Note that I evict tuples from the window for the RealTime side based on tuples seen on the Successes stream, which is something I cannot express using SPL window clauses.

I tried implementing this in the Java API, and I thought I was able to do it, but @hildrum and I just talked it over at length and convinced ourselves it does not work. My attempt is here: https://github.com/scotts/streamsx.demo.logwatch/blob/master/topology/src/streamsx/demo/logwatch/topology/DeterministicJoin.java

The technique that we came up with was to doing a TStream.join on both streams, and call TStream.last on the other stream. That way we had mirrored joins, and we did a TStream.union on the mirrored joins. That produces the correct results when I execute it, but we don't think it's guaranteed to do so.

We thoroughly confused ourselves (well, at least I was confused) by trying to reason about when tuples were received when, and when exactly we would see tuples on the TStream.last() window.

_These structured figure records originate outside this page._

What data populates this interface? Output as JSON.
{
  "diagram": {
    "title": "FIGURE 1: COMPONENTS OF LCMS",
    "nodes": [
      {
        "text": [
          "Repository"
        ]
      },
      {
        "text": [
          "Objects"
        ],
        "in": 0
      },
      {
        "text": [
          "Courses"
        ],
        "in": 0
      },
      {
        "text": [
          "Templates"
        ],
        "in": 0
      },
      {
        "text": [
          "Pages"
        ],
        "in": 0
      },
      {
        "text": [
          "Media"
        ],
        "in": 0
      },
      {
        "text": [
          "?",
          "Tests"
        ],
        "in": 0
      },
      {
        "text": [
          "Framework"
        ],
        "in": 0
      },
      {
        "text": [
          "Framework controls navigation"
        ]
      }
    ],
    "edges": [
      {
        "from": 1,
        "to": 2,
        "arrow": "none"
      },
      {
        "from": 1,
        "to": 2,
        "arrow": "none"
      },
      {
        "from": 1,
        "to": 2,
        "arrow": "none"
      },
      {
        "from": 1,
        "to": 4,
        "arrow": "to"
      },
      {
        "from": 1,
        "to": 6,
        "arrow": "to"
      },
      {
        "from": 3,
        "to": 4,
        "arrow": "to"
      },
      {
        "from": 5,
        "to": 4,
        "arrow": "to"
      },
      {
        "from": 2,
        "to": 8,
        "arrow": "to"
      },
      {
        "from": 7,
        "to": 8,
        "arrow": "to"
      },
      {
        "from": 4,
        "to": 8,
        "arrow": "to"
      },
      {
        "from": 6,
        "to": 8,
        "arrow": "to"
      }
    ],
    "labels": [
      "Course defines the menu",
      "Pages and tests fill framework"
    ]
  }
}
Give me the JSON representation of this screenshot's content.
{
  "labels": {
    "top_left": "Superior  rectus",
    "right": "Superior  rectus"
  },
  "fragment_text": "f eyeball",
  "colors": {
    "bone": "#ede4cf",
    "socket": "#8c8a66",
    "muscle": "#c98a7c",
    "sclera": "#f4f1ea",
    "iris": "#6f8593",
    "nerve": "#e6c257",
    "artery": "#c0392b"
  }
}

What convinced me that in the Java code, when I receive a failure tuple, I look for matches on the success side, but then I never store the failure tuple. And I can't, because the logic that needs to see that failure tuple lives in a completely different BiFunction, in a completely different join. Because I don't store that tuple, it's possible for me to miss matches.

My conclusion, then, is that I can't implement a deterministic join where I maintain my own windows. I think that an interface like TStream<T>.join(TStream<U> other) would allow me to do that. I'm not entirely sure how it would work - at first it seems like it would be okay for users to provide a BiFunction as before, but the problem is that interface does not provide a way for the user to know which side received the tuple. We could ask users to provide two BiFunctions, one for each side, but that may be going to much towards the SPL side. (Since they're essentially onTuple Left and onTuple Right.)

I know this may not be a high priority at the moment, as we're focusing on making the simple things simple, and this is not a simple thing.

ddebrunner commented 9 years ago

Maybe the correct approach is the ability to have a TWindow where the contents are defined as a function (somehow), so it's application defined what is in the window. That's been a customer request in SPL as well, but might be easier to do here.

ddebrunner commented 9 years ago

One option is to drop into the more complex Java primitive operator mode, so implement a Java primitive operator that performs the join, and then invoke it from the topology. Though that might have to wait until multiple ports are supported.

scotts commented 9 years ago

I was thinking it would make sense to have something like TStream<T>.last(Predicate<T> pred) to support some notion of delta-based windows. But that does not actually solve my current problem, because I need to define the contents for window A based on the tuples seen on window B. In order to do what I want to do, I need to have access to the tuples and windows for both A and B at the same time.

I had not considered a Java primitive - I did not look in detail on how to integrate one, but I did look a bit. I could see that being a workaround. Although that also opens up using an SPL operator as a workaround. An unspoken rule I was adhering to was only using the Java Topology API.